The Farthest. Photo: supplied
The Farthest. Photo: supplied

The Farthest
The journey of the spaceship Voyager - going where no human has been before - is actually more riveting than any episode of Star Trek. It was launched 40 years ago and the technology used seems incredibly primitive to us now, but it worked and has been sending back invaluable information about our closest planets since late 1977.

House of Z
If Dries Van Noten has had a 30-year career as a designer without any hype, Zac Posen was a superstar at 21. It is easy to look at wonder-kids such as Posen and dismiss their success as a fluke, especially when they can not sustain the buzz, but Posen has hung on in there. No-one can stay the hot new thing forever, but Posen has responded to loosing his sizzle by putting his head down and keeping on working. As we all know, fashion is not for sissies.

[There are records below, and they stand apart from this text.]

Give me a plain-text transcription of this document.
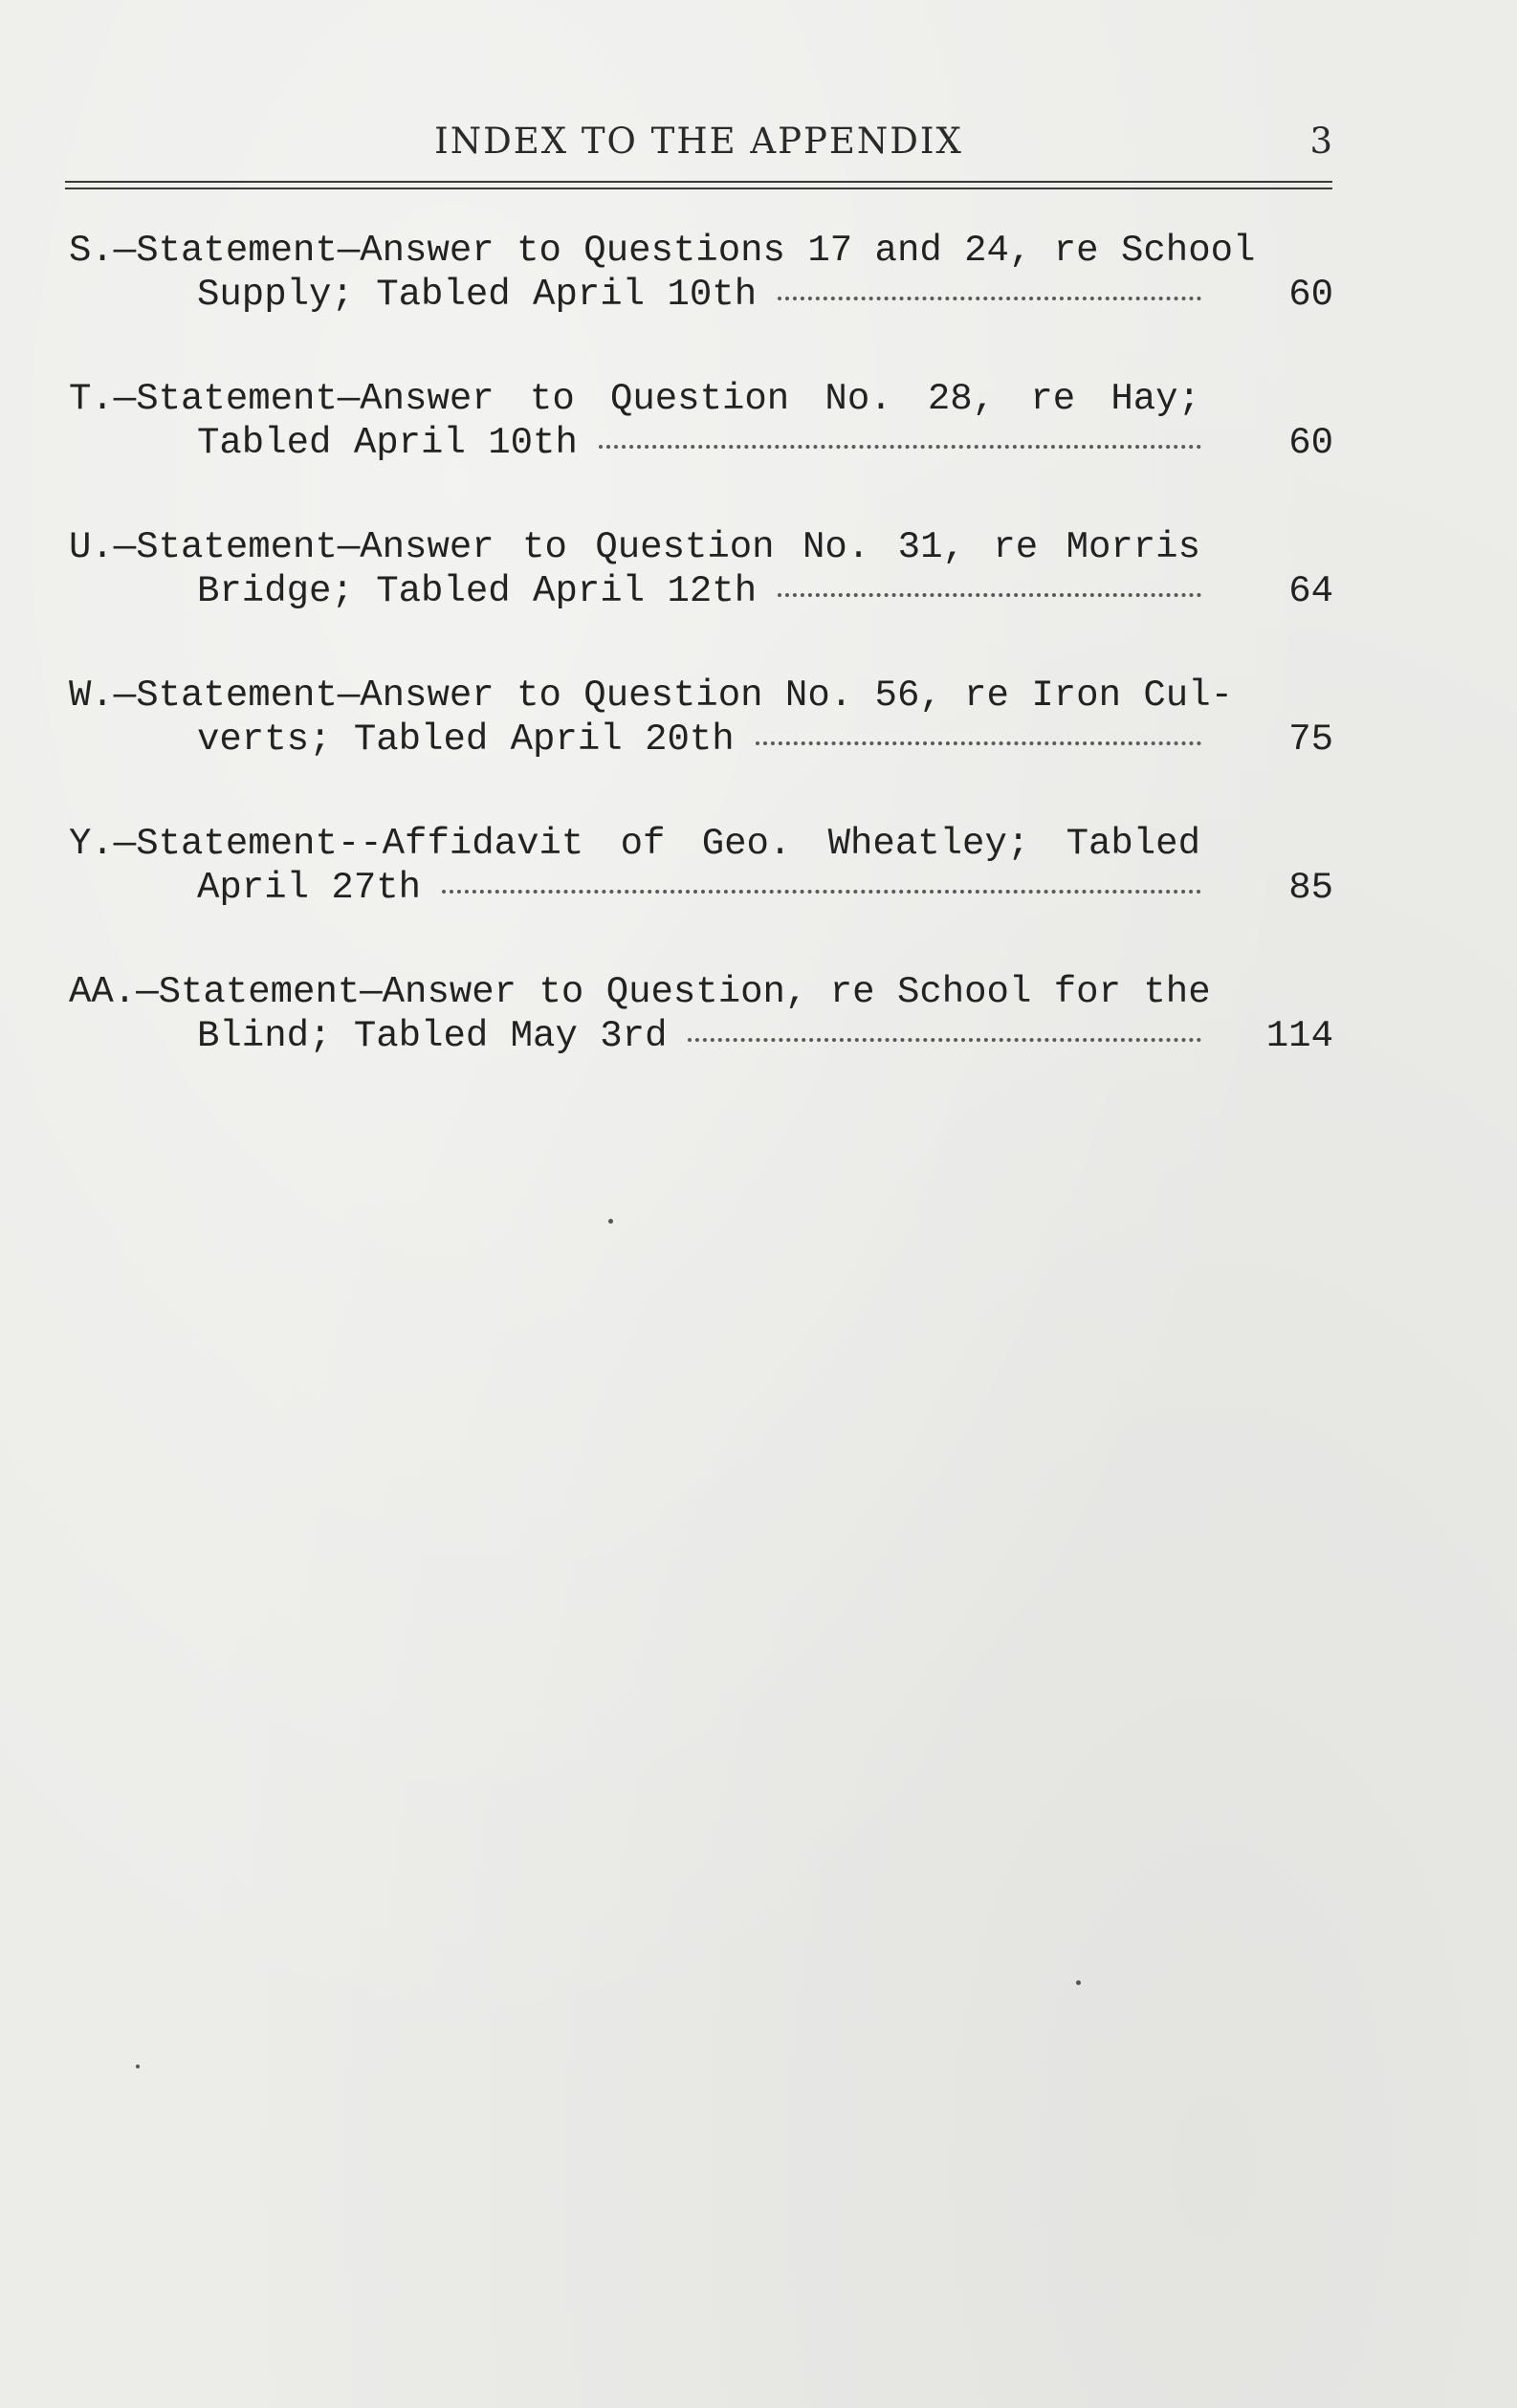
INDEX TO THE APPENDIX	3
S.—Statement—Answer to Questions 17 and 24, re School
Supply; Tabled April 10th	60
T.—Statement—Answer to Question No. 28, re Hay;
Tabled April 10th	60
U.—Statement—Answer to Question No. 31, re Morris
Bridge; Tabled April 12th	64
W.—Statement—Answer to Question No. 56, re Iron Cul-
verts; Tabled April 20th	75
Y.—Statement--Affidavit of Geo. Wheatley; Tabled
April 27th	85
AA.—Statement—Answer to Question, re School for the
Blind; Tabled May 3rd	114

The House of Z. Photo: supplied
The House of Z. Photo: supplied

Kedi
Cats may have recently taken over the internet, but they have long ruled on the streets of Istanbul. In an inspired move, Ceyda Torun decided to show us one of the world's great cities through the eyes of the cats that call it home.

Whiteley
Australia has produced one badly behaved genius painter, Brett Whiteley. In New Zealand we tend to ignore Australian culture (just as they ignore ours) and he is not that well known, but if you want to see a cautionary tale of a self-destructive genius, Whiteley easily out performs any of the usual European or American examples and the thing is he was very, very good.

Kedi. Photo: supplied
Kedi. Photo: supplied

JUST BECAUSE

Pop Aye
A road trip with an elephant as the side kick. Who could resist? Yes, hitting the road with your childhood elephant pal is one cure for the middle-aged blues we all wish we could take.

Swallows and Amazons
Forget the America's Cup, this is the true stuff of sailing. Yes, Arthur Ransome's famous sailing stories still stack up. On the principle that they don't make movies like this any more, you should round up the children and force-feed them some good old-fashioned fun. You will like it and, odds are, they will to.